Comment se fait-il que, pour tant de croyantes et de croyants, ce geste ne parle plus et est même devenu insignifiant? En bonne partie parce qu’on a rendu cette présence insignifiante, parce qu’on l’a enfermée dans une vision arrêtée à travers ce geste de la communion qui ne ressemble plus tellement à un partage de pain et de vin.       

Oui, nous sommes responsables aujourd’hui de ce que l’eucharistie soit signifiante, mais je crois qu’il y a reconnaissance de la grandeur de ce don lorsqu’on accepte, avec toutes nos limites, de se construire à même ces petits gestes de partage qui nous renvoient à la vie. La présence du Christ est dans la vie, à nous de l’accueillir. La Fête-Dieu, c’est la fête du pain multiplié, qui reste vivant. À nous d’être la mémoire vive, cette mémoire vive pour l’humanité.      

Même si je n’aime pas beaucoup raconter des histoires dans les homélies, cela me paraît parfois trop facile, je termine par une brève anecdote, à la fois belle et « troublante », que je vous ai peut-être déjà racontée. Je vieillis… Dans une entrevue radiophonique, j’ai entendu un jeune homme qui avait été étudiant en théologie. Il avait quitté la théologie pour ouvrir une boulangerie artisanale. Il fabrique effectivement toutes sortes de pains, de bons pains. Comme il avait été étudiant en théologie, l’animatrice lui a demandé s’il avait songé à devenir prêtre. Il a répondu : oui. Et il continue : justement, disait-il, j’en parlais avec ma mère récemment.
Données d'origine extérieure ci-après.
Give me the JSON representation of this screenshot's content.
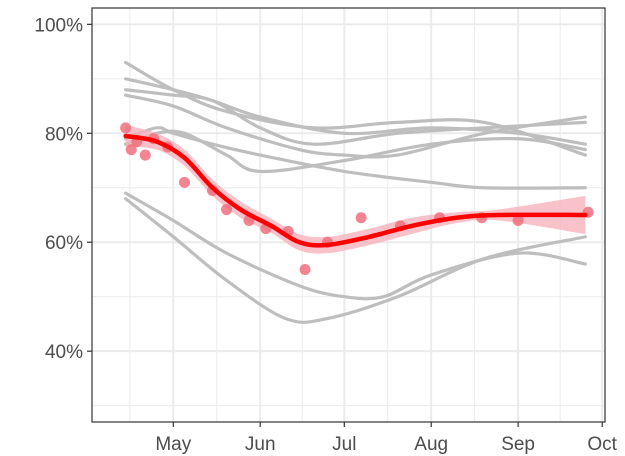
{
  "chart_data": {
    "type": "scatter",
    "title": "",
    "xlabel": "",
    "ylabel": "",
    "x_axis": {
      "type": "date",
      "range": [
        "2020-04-02",
        "2020-10-02"
      ],
      "ticks": [
        {
          "date": "2020-05-01",
          "label": "May"
        },
        {
          "date": "2020-06-01",
          "label": "Jun"
        },
        {
          "date": "2020-07-01",
          "label": "Jul"
        },
        {
          "date": "2020-08-01",
          "label": "Aug"
        },
        {
          "date": "2020-09-01",
          "label": "Sep"
        },
        {
          "date": "2020-10-01",
          "label": "Oct"
        }
      ]
    },
    "y_axis": {
      "range": [
        27,
        103
      ],
      "ticks": [
        {
          "value": 40,
          "label": "40%"
        },
        {
          "value": 60,
          "label": "60%"
        },
        {
          "value": 80,
          "label": "80%"
        },
        {
          "value": 100,
          "label": "100%"
        }
      ]
    },
    "grid": true,
    "legend": "none",
    "colors": {
      "highlight": "#ff0000",
      "ribbon": "#f7b3bd",
      "points": "#f0707e",
      "background_series": "#bebebe",
      "panel_border": "#333333",
      "grid": "#ebebeb"
    },
    "background_series": [
      {
        "points": [
          [
            "2020-04-14",
            93
          ],
          [
            "2020-05-01",
            88
          ],
          [
            "2020-05-20",
            84
          ],
          [
            "2020-06-20",
            81
          ],
          [
            "2020-07-20",
            82
          ],
          [
            "2020-08-20",
            82
          ],
          [
            "2020-09-25",
            76
          ]
        ]
      },
      {
        "points": [
          [
            "2020-04-14",
            90
          ],
          [
            "2020-05-01",
            88
          ],
          [
            "2020-05-15",
            86
          ],
          [
            "2020-06-01",
            83
          ],
          [
            "2020-07-01",
            80
          ],
          [
            "2020-08-01",
            81
          ],
          [
            "2020-09-01",
            80
          ],
          [
            "2020-09-25",
            78
          ]
        ]
      },
      {
        "points": [
          [
            "2020-04-14",
            88
          ],
          [
            "2020-05-01",
            87
          ],
          [
            "2020-05-15",
            86
          ],
          [
            "2020-06-01",
            81
          ],
          [
            "2020-06-20",
            78
          ],
          [
            "2020-07-20",
            80
          ],
          [
            "2020-08-20",
            81
          ],
          [
            "2020-09-25",
            82
          ]
        ]
      },
      {
        "points": [
          [
            "2020-04-14",
            87
          ],
          [
            "2020-05-01",
            85
          ],
          [
            "2020-05-20",
            81
          ],
          [
            "2020-06-15",
            77
          ],
          [
            "2020-07-01",
            76
          ],
          [
            "2020-07-20",
            76
          ],
          [
            "2020-08-20",
            80
          ],
          [
            "2020-09-25",
            83
          ]
        ]
      },
      {
        "points": [
          [
            "2020-04-14",
            79
          ],
          [
            "2020-04-25",
            81
          ],
          [
            "2020-05-01",
            80
          ],
          [
            "2020-05-15",
            78
          ],
          [
            "2020-06-01",
            76
          ],
          [
            "2020-07-01",
            73
          ],
          [
            "2020-08-01",
            71
          ],
          [
            "2020-08-20",
            70
          ],
          [
            "2020-09-25",
            70
          ]
        ]
      },
      {
        "points": [
          [
            "2020-04-14",
            78
          ],
          [
            "2020-04-25",
            80
          ],
          [
            "2020-05-05",
            80
          ],
          [
            "2020-05-20",
            76
          ],
          [
            "2020-06-01",
            73
          ],
          [
            "2020-07-01",
            75
          ],
          [
            "2020-08-01",
            78
          ],
          [
            "2020-09-01",
            79
          ],
          [
            "2020-09-25",
            77
          ]
        ]
      },
      {
        "points": [
          [
            "2020-04-14",
            69
          ],
          [
            "2020-05-01",
            64
          ],
          [
            "2020-05-20",
            58
          ],
          [
            "2020-06-15",
            52
          ],
          [
            "2020-07-01",
            50
          ],
          [
            "2020-07-15",
            50
          ],
          [
            "2020-08-01",
            54
          ],
          [
            "2020-09-01",
            58
          ],
          [
            "2020-09-25",
            56
          ]
        ]
      },
      {
        "points": [
          [
            "2020-04-14",
            68
          ],
          [
            "2020-05-01",
            61
          ],
          [
            "2020-05-20",
            53
          ],
          [
            "2020-06-10",
            46
          ],
          [
            "2020-06-25",
            46
          ],
          [
            "2020-07-20",
            50
          ],
          [
            "2020-08-20",
            57
          ],
          [
            "2020-09-25",
            61
          ]
        ]
      }
    ],
    "highlight_series": {
      "smooth": [
        [
          "2020-04-14",
          79.5
        ],
        [
          "2020-04-25",
          78.5
        ],
        [
          "2020-05-05",
          75.5
        ],
        [
          "2020-05-15",
          70
        ],
        [
          "2020-05-25",
          66
        ],
        [
          "2020-06-05",
          63
        ],
        [
          "2020-06-15",
          60
        ],
        [
          "2020-06-25",
          59.5
        ],
        [
          "2020-07-10",
          61
        ],
        [
          "2020-07-25",
          63
        ],
        [
          "2020-08-10",
          64.5
        ],
        [
          "2020-08-25",
          65
        ],
        [
          "2020-09-25",
          65
        ]
      ],
      "ribbon_upper": [
        [
          "2020-04-14",
          81.5
        ],
        [
          "2020-04-25",
          80
        ],
        [
          "2020-05-05",
          77
        ],
        [
          "2020-05-15",
          71.5
        ],
        [
          "2020-05-25",
          67.5
        ],
        [
          "2020-06-05",
          64.3
        ],
        [
          "2020-06-15",
          61.5
        ],
        [
          "2020-06-25",
          61
        ],
        [
          "2020-07-10",
          62.5
        ],
        [
          "2020-07-25",
          64.5
        ],
        [
          "2020-08-10",
          65.5
        ],
        [
          "2020-08-25",
          66
        ],
        [
          "2020-09-25",
          68.5
        ]
      ],
      "ribbon_lower": [
        [
          "2020-04-14",
          77.5
        ],
        [
          "2020-04-25",
          77
        ],
        [
          "2020-05-05",
          74
        ],
        [
          "2020-05-15",
          68.5
        ],
        [
          "2020-05-25",
          64.5
        ],
        [
          "2020-06-05",
          61.7
        ],
        [
          "2020-06-15",
          58.5
        ],
        [
          "2020-06-25",
          58
        ],
        [
          "2020-07-10",
          59.5
        ],
        [
          "2020-07-25",
          61.5
        ],
        [
          "2020-08-10",
          63.5
        ],
        [
          "2020-08-25",
          64
        ],
        [
          "2020-09-25",
          61.5
        ]
      ],
      "points": [
        [
          "2020-04-14",
          81
        ],
        [
          "2020-04-16",
          77
        ],
        [
          "2020-04-18",
          78.5
        ],
        [
          "2020-04-21",
          76
        ],
        [
          "2020-04-24",
          79
        ],
        [
          "2020-04-29",
          77.5
        ],
        [
          "2020-05-05",
          71
        ],
        [
          "2020-05-15",
          69.5
        ],
        [
          "2020-05-20",
          66
        ],
        [
          "2020-05-28",
          64
        ],
        [
          "2020-06-03",
          62.5
        ],
        [
          "2020-06-11",
          62
        ],
        [
          "2020-06-17",
          55
        ],
        [
          "2020-06-25",
          60
        ],
        [
          "2020-07-07",
          64.5
        ],
        [
          "2020-07-21",
          63
        ],
        [
          "2020-08-04",
          64.5
        ],
        [
          "2020-08-19",
          64.5
        ],
        [
          "2020-09-01",
          64
        ],
        [
          "2020-09-26",
          65.5
        ]
      ]
    }
  }
}
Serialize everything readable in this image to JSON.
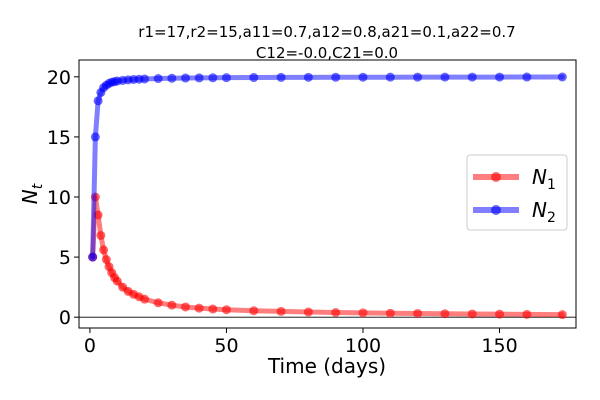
{
  "chart_data": {
    "type": "line",
    "title_line1": "r1=17,r2=15,a11=0.7,a12=0.8,a21=0.1,a22=0.7",
    "title_line2": "C12=-0.0,C21=0.0",
    "xlabel": "Time (days)",
    "ylabel": "N",
    "ylabel_sub": "t",
    "xlim": [
      -4,
      178
    ],
    "ylim": [
      -0.9,
      21.4
    ],
    "xticks": [
      0,
      50,
      100,
      150
    ],
    "yticks": [
      0,
      5,
      10,
      15,
      20
    ],
    "x": [
      1,
      2,
      3,
      4,
      5,
      6,
      7,
      8,
      9,
      10,
      12,
      14,
      16,
      18,
      20,
      25,
      30,
      35,
      40,
      45,
      50,
      60,
      70,
      80,
      90,
      100,
      110,
      120,
      130,
      140,
      150,
      160,
      173
    ],
    "legend_position": "center-right",
    "series": [
      {
        "name": "N",
        "name_sub": "1",
        "color": "#ff0000",
        "values": [
          5.0,
          10.0,
          8.5,
          6.8,
          5.6,
          4.8,
          4.2,
          3.7,
          3.3,
          3.0,
          2.5,
          2.15,
          1.9,
          1.7,
          1.5,
          1.2,
          1.0,
          0.85,
          0.75,
          0.68,
          0.62,
          0.54,
          0.48,
          0.43,
          0.39,
          0.36,
          0.33,
          0.31,
          0.29,
          0.27,
          0.25,
          0.23,
          0.21
        ]
      },
      {
        "name": "N",
        "name_sub": "2",
        "color": "#0000ff",
        "values": [
          5.0,
          15.0,
          18.0,
          18.7,
          19.1,
          19.3,
          19.45,
          19.55,
          19.6,
          19.65,
          19.7,
          19.75,
          19.78,
          19.8,
          19.82,
          19.86,
          19.88,
          19.9,
          19.91,
          19.92,
          19.93,
          19.94,
          19.95,
          19.955,
          19.96,
          19.965,
          19.97,
          19.972,
          19.975,
          19.977,
          19.98,
          19.982,
          19.985
        ]
      }
    ]
  }
}
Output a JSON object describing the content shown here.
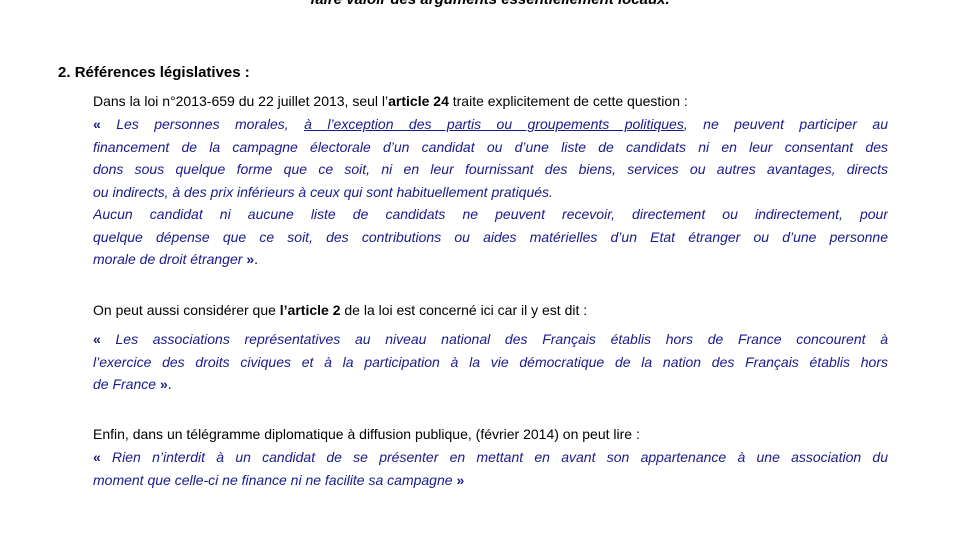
{
  "top_line": "faire valoir des arguments essentiellement locaux.",
  "heading": {
    "number": "2.",
    "title": "Références législatives :"
  },
  "paragraphs": [
    {
      "lines": [
        {
          "justify": false,
          "segs": [
            {
              "t": "Dans la loi n°2013-659 du 22 juillet 2013, seul l’",
              "s": ""
            },
            {
              "t": "article 24",
              "s": "b"
            },
            {
              "t": " traite explicitement de cette question :",
              "s": ""
            }
          ]
        },
        {
          "justify": true,
          "segs": [
            {
              "t": "« ",
              "s": "b q"
            },
            {
              "t": "Les personnes morales, ",
              "s": "i q"
            },
            {
              "t": "à l’exception des partis ou groupements politiques",
              "s": "i q u"
            },
            {
              "t": ", ne peuvent participer au",
              "s": "i q"
            }
          ]
        },
        {
          "justify": true,
          "segs": [
            {
              "t": "financement de la campagne électorale d’un candidat ou d’une liste de candidats ni en leur consentant des",
              "s": "i q"
            }
          ]
        },
        {
          "justify": true,
          "segs": [
            {
              "t": "dons sous quelque forme que ce soit, ni en leur fournissant des biens, services ou autres avantages, directs",
              "s": "i q"
            }
          ]
        },
        {
          "justify": false,
          "segs": [
            {
              "t": "ou indirects, à des prix inférieurs à ceux qui sont habituellement pratiqués.",
              "s": "i q"
            }
          ]
        },
        {
          "justify": true,
          "segs": [
            {
              "t": "Aucun candidat ni aucune liste de candidats ne peuvent recevoir, directement ou indirectement, pour",
              "s": "i q"
            }
          ]
        },
        {
          "justify": true,
          "segs": [
            {
              "t": "quelque dépense que ce soit, des contributions ou aides matérielles d’un Etat étranger ou d’une personne",
              "s": "i q"
            }
          ]
        },
        {
          "justify": false,
          "segs": [
            {
              "t": "morale de droit étranger ",
              "s": "i q"
            },
            {
              "t": "»",
              "s": "b q"
            },
            {
              "t": ".",
              "s": ""
            }
          ]
        }
      ]
    },
    {
      "lines": [
        {
          "justify": false,
          "segs": [
            {
              "t": "On peut aussi considérer que ",
              "s": ""
            },
            {
              "t": "l’article 2",
              "s": "b"
            },
            {
              "t": " de la loi est concerné ici car il y est dit :",
              "s": ""
            }
          ]
        },
        {
          "justify": true,
          "segs": [
            {
              "t": "« ",
              "s": "b q"
            },
            {
              "t": "Les associations représentatives au niveau national des Français établis hors de France concourent à",
              "s": "i q"
            }
          ]
        },
        {
          "justify": true,
          "segs": [
            {
              "t": "l’exercice des droits civiques et à la participation à la vie démocratique de la nation des Français établis hors",
              "s": "i q"
            }
          ]
        },
        {
          "justify": false,
          "segs": [
            {
              "t": "de France ",
              "s": "i q"
            },
            {
              "t": "»",
              "s": "b q"
            },
            {
              "t": ".",
              "s": ""
            }
          ]
        }
      ]
    },
    {
      "lines": [
        {
          "justify": false,
          "segs": [
            {
              "t": "Enfin, dans un télégramme diplomatique à diffusion publique, (février 2014) on peut lire :",
              "s": ""
            }
          ]
        },
        {
          "justify": true,
          "segs": [
            {
              "t": "« ",
              "s": "b q"
            },
            {
              "t": "Rien n’interdit à un candidat de se présenter en mettant en avant son appartenance à une association du",
              "s": "i q"
            }
          ]
        },
        {
          "justify": false,
          "segs": [
            {
              "t": "moment que celle-ci ne finance ni ne facilite sa campagne ",
              "s": "i q"
            },
            {
              "t": "»",
              "s": "b q"
            }
          ]
        }
      ]
    }
  ]
}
Et je lui disais ceci : je fais du bon pain, je suis heureux de voir les personnes qui viennent et repartent avec des pains de toutes sortes pour le partager le samedi ou le dimanche avec la famille, avec des amis. Et le soir s’il me reste du pain invendu, je le donne à un organisme qui aide les plus pauvres. Tu vois, si j’avais été prêtre, quelle sorte de pain j’aurais distribué toute ma vie… Troublante, cette histoire, mais hélas trop souvent vraie. Peut-être aurait-il pu, ce jeune, s’il avait continué sa réflexion, faire en sorte que le pain dont il parlait, puise lever encore plus dans l’eucharistie. Après tous les efforts faits par le Concile Vatican II pour redonner au geste de communion toute sa signification, précisément de communion, où en sommes-nous? Il y a tant de croyants et de croyantes qui ont quitté cette pratique parce qu’ils n’y voyaient plus de significations. C’est la situation de bon nombre de catholiques sociologiques dans notre société. Alors prenons des risques pour que ce geste retrouve sa force.   

À nous d’être vigilants et de nous rappeler en paroles et en gestes que la présence du Christ dans l’eucharistie n’a de sens pour nous que si nous y sommes nous-mêmes vraiment présents, autant dans les paroles, les silences que les gestes. « Vous êtes le corps du Christ, recevez ce que vous êtes » rappelait s. Augustin. Chaque fois que nous faisons l’eucharistie, nous pouvons nous rappeler ces paroles de Jésus : « Si quelqu’un mange de ce pain, il vivra éternellement ». C’est de nous dont il parle, le croyons-nous vraiment?